The happiness, the joy, is already
within you. You have given yourself a set of hoops to jump through, a series of
hurdles you must clear before you can release it. Someone else may have set up
those hurdles and hoops but you keep
them in place. You have bought into someone else’s paradigm, one that says you
are not deserving of happiness unless you earn it. But look at a baby—a chuckling,
gurgling, giggling baby—babies overflow with joy and they haven’t earned a
thing. And when they are unhappy, it doesn’t take designer shoes and brand-name
jackets to restore their joy and good nature—their needs are small and easily
fulfilled—food, a fresh nappy, a cuddle, some sleep. How long has it been since
being held in the arms of someone you love has brought you joy?
We do this to ourselves. It is
like a virus that we catch from others, the belief that achievement and/or
acquisition are the keys to happiness. They aren’t: you already hold the keys
to your happiness in your heart. You already have the ability to feel happy
with what you have right now. You are the one who chooses to withhold it from
yourself.
But what if—? You ask. And every
one of us can make a list of trials and tribulations that hold us back from
happiness. A cheating spouse, an interfering mother, a rebellious teen, an
asshole of a boss or worse, unemployment, ill health…and a laundry list of
things that can dampen our spirits and our outlook. But you have another list,
a list of the things that make your life worthwhile: people you love or who
love you, devoted pets, do you have enough to eat and a roof over your head?

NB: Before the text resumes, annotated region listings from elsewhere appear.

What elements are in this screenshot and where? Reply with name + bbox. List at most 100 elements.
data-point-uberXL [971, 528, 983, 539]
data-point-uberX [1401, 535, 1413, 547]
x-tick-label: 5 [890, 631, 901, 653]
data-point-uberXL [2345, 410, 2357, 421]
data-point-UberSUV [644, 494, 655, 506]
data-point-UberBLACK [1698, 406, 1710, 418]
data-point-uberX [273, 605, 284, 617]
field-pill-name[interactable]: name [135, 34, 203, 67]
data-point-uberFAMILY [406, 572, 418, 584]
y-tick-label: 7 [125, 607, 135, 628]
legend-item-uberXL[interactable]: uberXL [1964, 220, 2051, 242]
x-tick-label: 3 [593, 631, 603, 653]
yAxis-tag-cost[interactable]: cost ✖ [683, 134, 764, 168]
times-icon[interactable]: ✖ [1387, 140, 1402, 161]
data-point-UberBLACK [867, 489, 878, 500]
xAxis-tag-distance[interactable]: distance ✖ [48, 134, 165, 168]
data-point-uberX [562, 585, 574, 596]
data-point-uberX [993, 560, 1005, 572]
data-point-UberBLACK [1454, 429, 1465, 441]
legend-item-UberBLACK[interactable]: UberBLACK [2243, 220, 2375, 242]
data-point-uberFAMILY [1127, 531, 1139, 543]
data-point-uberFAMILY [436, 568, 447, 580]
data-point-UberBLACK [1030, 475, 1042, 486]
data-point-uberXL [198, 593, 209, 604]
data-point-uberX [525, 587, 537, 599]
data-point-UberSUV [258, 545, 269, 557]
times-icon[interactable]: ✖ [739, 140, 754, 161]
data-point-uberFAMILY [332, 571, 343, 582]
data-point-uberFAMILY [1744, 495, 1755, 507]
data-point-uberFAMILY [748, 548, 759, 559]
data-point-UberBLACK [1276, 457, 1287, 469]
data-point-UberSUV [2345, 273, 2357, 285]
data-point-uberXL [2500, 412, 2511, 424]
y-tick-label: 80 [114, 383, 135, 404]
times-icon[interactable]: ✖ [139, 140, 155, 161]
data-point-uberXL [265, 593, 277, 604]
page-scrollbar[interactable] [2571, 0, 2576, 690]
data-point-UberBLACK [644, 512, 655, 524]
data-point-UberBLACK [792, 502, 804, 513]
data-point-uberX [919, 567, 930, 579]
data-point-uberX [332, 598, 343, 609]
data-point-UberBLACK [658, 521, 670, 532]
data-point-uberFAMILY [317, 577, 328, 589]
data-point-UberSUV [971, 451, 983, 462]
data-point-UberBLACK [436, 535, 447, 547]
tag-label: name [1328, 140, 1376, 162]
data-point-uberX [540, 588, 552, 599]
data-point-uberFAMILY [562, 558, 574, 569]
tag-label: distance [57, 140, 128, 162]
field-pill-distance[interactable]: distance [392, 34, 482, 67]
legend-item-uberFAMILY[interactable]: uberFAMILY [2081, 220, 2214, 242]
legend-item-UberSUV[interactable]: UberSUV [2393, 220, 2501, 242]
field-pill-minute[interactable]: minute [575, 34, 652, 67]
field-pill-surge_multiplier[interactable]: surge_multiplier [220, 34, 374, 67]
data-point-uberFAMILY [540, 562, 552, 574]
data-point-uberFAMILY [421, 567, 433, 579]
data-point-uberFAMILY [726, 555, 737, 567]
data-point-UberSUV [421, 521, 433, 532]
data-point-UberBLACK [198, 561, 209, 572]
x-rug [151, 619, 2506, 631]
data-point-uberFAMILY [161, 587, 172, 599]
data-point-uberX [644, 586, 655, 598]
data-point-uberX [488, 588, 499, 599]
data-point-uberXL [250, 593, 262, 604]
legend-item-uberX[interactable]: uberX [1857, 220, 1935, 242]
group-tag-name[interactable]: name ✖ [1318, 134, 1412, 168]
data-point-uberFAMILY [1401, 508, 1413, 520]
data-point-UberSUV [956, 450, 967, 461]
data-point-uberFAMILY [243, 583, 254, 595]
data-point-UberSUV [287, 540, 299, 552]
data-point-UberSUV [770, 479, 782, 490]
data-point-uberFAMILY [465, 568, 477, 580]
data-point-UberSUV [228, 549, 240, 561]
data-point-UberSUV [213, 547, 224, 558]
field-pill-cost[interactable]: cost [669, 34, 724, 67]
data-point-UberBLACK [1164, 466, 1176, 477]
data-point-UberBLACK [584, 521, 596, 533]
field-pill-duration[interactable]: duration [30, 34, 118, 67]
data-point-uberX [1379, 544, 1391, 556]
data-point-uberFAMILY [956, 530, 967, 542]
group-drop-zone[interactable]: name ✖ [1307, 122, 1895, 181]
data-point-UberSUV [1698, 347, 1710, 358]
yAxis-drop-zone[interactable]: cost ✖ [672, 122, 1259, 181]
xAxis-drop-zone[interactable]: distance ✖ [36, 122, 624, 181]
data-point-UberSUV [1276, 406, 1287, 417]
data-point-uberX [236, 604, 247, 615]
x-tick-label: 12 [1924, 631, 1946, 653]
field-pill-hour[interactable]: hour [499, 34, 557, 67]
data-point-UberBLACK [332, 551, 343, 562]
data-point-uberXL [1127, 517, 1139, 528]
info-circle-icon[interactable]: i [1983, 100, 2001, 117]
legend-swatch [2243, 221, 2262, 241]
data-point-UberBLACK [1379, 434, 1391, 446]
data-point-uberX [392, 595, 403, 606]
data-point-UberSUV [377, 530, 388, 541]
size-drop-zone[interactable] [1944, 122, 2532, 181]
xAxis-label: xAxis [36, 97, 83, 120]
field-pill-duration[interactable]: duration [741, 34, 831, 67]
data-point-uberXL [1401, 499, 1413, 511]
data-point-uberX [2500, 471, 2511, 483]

Do
you have access to the internet, the news, perhaps a cell phone to keep in
touch with the people you love? What about a therapist or a friend you can
unload some troubling thoughts onto? Unless you are naked, alone, starving, and
isolated from everyone and everything you have known, you have a reason to be
happy. Maybe not jumping-over-the-moon happy, but you have a reason to not be
feeling despair.
I am not talking about depression
here—depression is an illness that needs professional treatment so if you are
depressed, please see a therapist. What I am talking about here is a decision,
conscious or unconscious, to postpone “happiness” until later, to make it the
reward you get for achievement. It is a choice you make to defer feeling happy
to some undefined time in the future, a time that never really comes because as
soon as we achieve, our “earn it” mindset creates a new goal and shuts down the
happiness because you don’t deserve it until you have accomplished whatever it
takes to achieve that new goal. And when you achieve it? Predictably, the cycle
repeats itself so that you get no more than a taste of happiness, a whetting of
your appetite for it, which acts as a further motivator for you to continue the
game.
Happiness is within your grasp,
right now, this minute. You need only decide you will have it, the way things
are today. You can keep working on the same goals—let your reward for achieving
them be a sense of self-satisfaction, a pride in self for the accomplishment.
But let happiness and joy into your life today in spite of those things you see
as obstacles. They are only obstacles if you decide to make them that.
Thank you, that has helped me a little tonight. I'm glad you wrote it and glad the Internet led me to it. And I'm happy to know that happiness is within my grasp (finally).